Audiences have come to expect a comfortable assortment of classics and Broadway favorites. But because this is a program designed to push and challenge its artists, sometimes something really unusual, even a bit controversial, manages to sneak in.
This year, in addition to the cozy-cute Gershwin musical Nice Work If You Can Get It, the musty bedroom-farce Boeing Boeing, the rowdy heavy metal musical Rock of Ages and the Sondheim classic Merrily We Roll Along, Summer Rep is offering one of its edgiest shows ever, though you wouldn’t know it from the way Douglas Carter Beane’s Little Dog Laughed has been marketed. Hardly the light-hearted romp the festival’s advertising suggests, this bold 2006 Hollywood satire brings a bit of welcome bite to a season mostly crammed with frothy crowd-pleasers.
The Little Dog Laughed is narrated by Diane, a hyper-driven Hollywood agent (Alexa Erbach, disappointingly off-key in a performance that is far too over-the-top). Her client is a closeted second-tier movie star, Mitchell (Justin Genna, the best thing about the show), who yearns to balance his professional ambitions with his need to find real human connection.
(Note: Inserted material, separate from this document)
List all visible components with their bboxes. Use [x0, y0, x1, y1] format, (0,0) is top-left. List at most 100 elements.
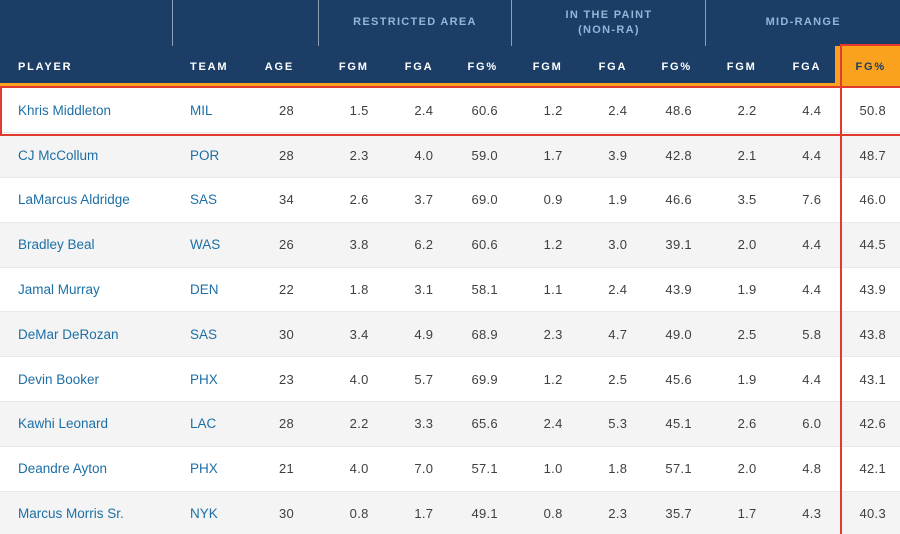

Early on, Mitchell drunkenly summons a scheming hustler, Alex (David Miller, a bit weak in a tough role, though impressively committed to it), whose primary clientele is wealthy men—though he assumes he’s straight because he sometimes sleeps with his best friend Ellen (Makenzie Morgan Gomez, the next best thing about the production). All of this creates a problem for Diane, who might be able to turn Mitchell into a star—if she can only keep him in the closet.
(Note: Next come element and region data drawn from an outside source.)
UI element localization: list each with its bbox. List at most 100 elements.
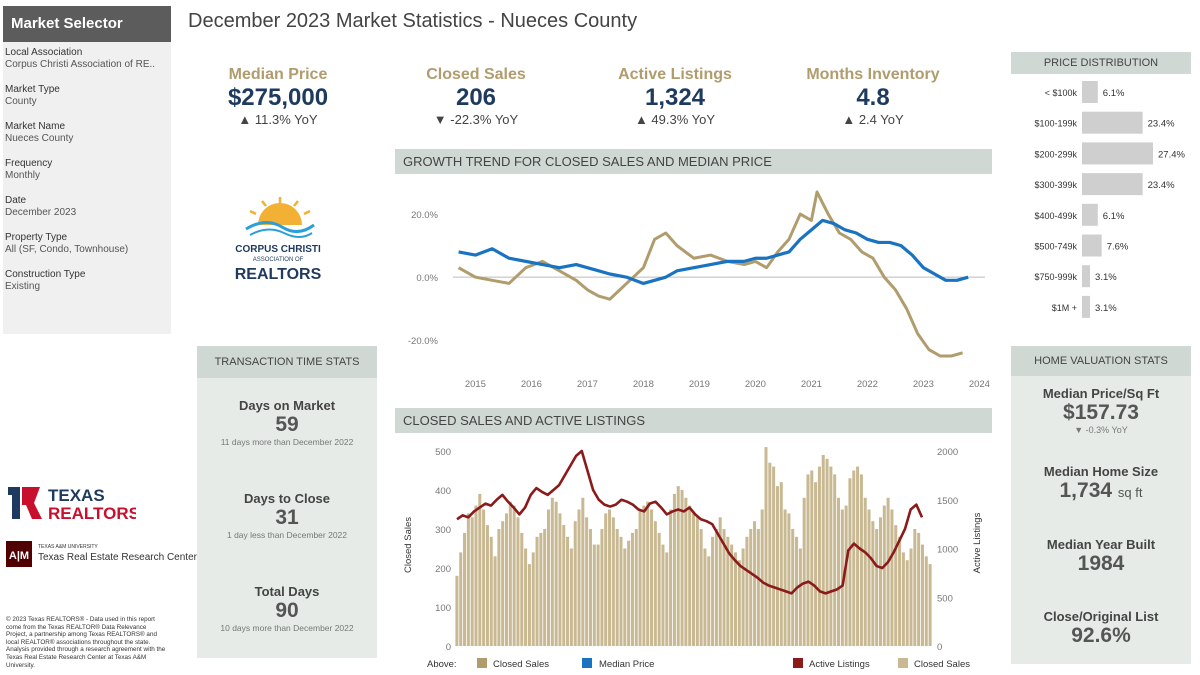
filter-value[interactable]: County (5, 96, 37, 107)
filter-property-type[interactable]: Property Type All (SF, Condo, Townhouse) (5, 232, 171, 256)
sales-bar (638, 509, 642, 646)
tts-total-days: Total Days 90 10 days more than December… (197, 584, 377, 633)
sales-left-tick: 400 (435, 486, 451, 497)
sales-bar (909, 548, 913, 646)
growth-x-tick: 2020 (745, 379, 766, 390)
sales-bar (600, 529, 604, 646)
growth-x-tick: 2023 (913, 379, 934, 390)
pd-value-label: 7.6% (1107, 242, 1129, 253)
sales-bar (741, 548, 745, 646)
sales-right-tick: 500 (937, 593, 953, 604)
sales-bar (680, 490, 684, 646)
sales-bar (524, 548, 528, 646)
sales-bar (852, 470, 856, 646)
pd-value-label: 3.1% (1095, 303, 1117, 314)
legend-active-listings: Active Listings (809, 659, 870, 670)
filter-value[interactable]: Nueces County (5, 133, 74, 144)
sales-left-tick: 100 (435, 603, 451, 614)
tts-value: 90 (275, 599, 299, 622)
sales-bar (588, 529, 592, 646)
kpi-change: ▲ 2.4 YoY (842, 112, 904, 127)
filter-value[interactable]: All (SF, Condo, Townhouse) (5, 244, 129, 255)
sales-bar (558, 513, 562, 646)
growth-series-closed-sales (457, 190, 964, 358)
ccar-line1: CORPUS CHRISTI (235, 244, 321, 255)
sales-bar (867, 509, 871, 646)
filter-market-name[interactable]: Market Name Nueces County (5, 121, 171, 145)
filter-construction-type[interactable]: Construction Type Existing (5, 269, 171, 293)
sales-bar (634, 529, 638, 646)
sales-bar (489, 536, 493, 646)
tts-days-on-market: Days on Market 59 11 days more than Dece… (197, 398, 377, 447)
growth-x-tick: 2022 (857, 379, 878, 390)
filter-value[interactable]: Existing (5, 281, 41, 292)
sales-bar (825, 458, 829, 646)
tts-value: 31 (275, 506, 299, 529)
sales-bar (733, 552, 737, 646)
sales-bar (497, 529, 501, 646)
filter-label: Date (5, 195, 27, 206)
copyright-text: © 2023 Texas REALTORS® - Data used in th… (6, 616, 166, 669)
pd-bar (1082, 234, 1102, 257)
sales-left-tick: 0 (446, 642, 451, 653)
kpi-median-price: Median Price $275,000 ▲ 11.3% YoY (193, 66, 363, 127)
filter-value[interactable]: Corpus Christi Association of RE.. (5, 59, 156, 70)
sales-bar (810, 470, 814, 646)
sales-bar (753, 521, 757, 646)
sales-bar (714, 529, 718, 646)
texas-realtors-mark-right (22, 487, 42, 519)
filter-local-association[interactable]: Local Association Corpus Christi Associa… (5, 47, 171, 71)
sales-bar (695, 517, 699, 646)
sales-bar (535, 536, 539, 646)
hv-value: 1984 (1077, 552, 1125, 575)
sales-bar (604, 513, 608, 646)
filter-value[interactable]: December 2023 (5, 207, 77, 218)
sales-left-tick: 200 (435, 564, 451, 575)
legend-closed-sales-2: Closed Sales (914, 659, 970, 670)
sales-bar (512, 505, 516, 646)
sales-bar (737, 560, 741, 646)
hv-value: $157.73 (1063, 401, 1139, 424)
filter-market-type[interactable]: Market Type County (5, 84, 171, 108)
kpi-value: 4.8 (856, 84, 890, 111)
sales-bar (478, 493, 482, 646)
sales-bar (562, 525, 566, 646)
sales-bar (726, 536, 730, 646)
kpi-months-inventory: Months Inventory 4.8 ▲ 2.4 YoY (788, 66, 958, 127)
sales-bar (768, 462, 772, 646)
sales-bar (455, 575, 459, 646)
filter-frequency[interactable]: Frequency Monthly (5, 158, 171, 182)
sales-bar (756, 529, 760, 646)
sales-bar (650, 509, 654, 646)
hv-unit: sq ft (1117, 485, 1143, 500)
kpi-label: Closed Sales (426, 66, 526, 83)
sales-bar (791, 529, 795, 646)
filter-date[interactable]: Date December 2023 (5, 195, 171, 219)
texas-realtors-line1: TEXAS (48, 486, 105, 505)
tts-label: Total Days (254, 584, 320, 599)
growth-x-tick: 2015 (465, 379, 486, 390)
pd-bar (1082, 173, 1143, 196)
hv-value-wrap: 1,734 sq ft (1011, 479, 1191, 505)
hv-label: Close/Original List (1043, 609, 1159, 624)
tts-note: 11 days more than December 2022 (220, 437, 354, 447)
sales-bar (795, 536, 799, 646)
tts-days-to-close: Days to Close 31 1 day less than Decembe… (197, 491, 377, 540)
sales-bar (928, 564, 932, 646)
filter-value[interactable]: Monthly (5, 170, 41, 181)
legend-above-label: Above: (427, 659, 457, 670)
pd-value-label: 23.4% (1148, 119, 1175, 130)
sales-bar (821, 454, 825, 646)
pd-value-label: 6.1% (1103, 88, 1125, 99)
kpi-value: 206 (455, 84, 497, 111)
filter-label: Local Association (5, 47, 83, 58)
sales-bar (546, 509, 550, 646)
sales-bar (646, 501, 650, 646)
kpi-change: ▼ -22.3% YoY (433, 112, 519, 127)
sales-bar (581, 497, 585, 646)
pd-category-label: $300-399k (1034, 180, 1077, 190)
tamu-university: TEXAS A&M UNIVERSITY (38, 544, 98, 550)
hv-label: Median Year Built (1046, 537, 1156, 552)
sales-bar (657, 532, 661, 646)
sales-bar (901, 552, 905, 646)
The script is clever, packed with sharp observations and inventive dialogue. The direction by Travis Kendrick is focused and well paced, but too heavy-handed to let the humor breathe. The cast is certainly to be congratulated for its professionalism in handling the script’s sexual content, suggested nudity and intimately close proximity to the audience. But this kind of writing requires a better balance of darkness and comedy. Perhaps, with a stronger cast and direction, the frank and confrontational outrageousness of Beane’s socially biting storytelling might have been as funny as it is brutal, bleak and unforgiving.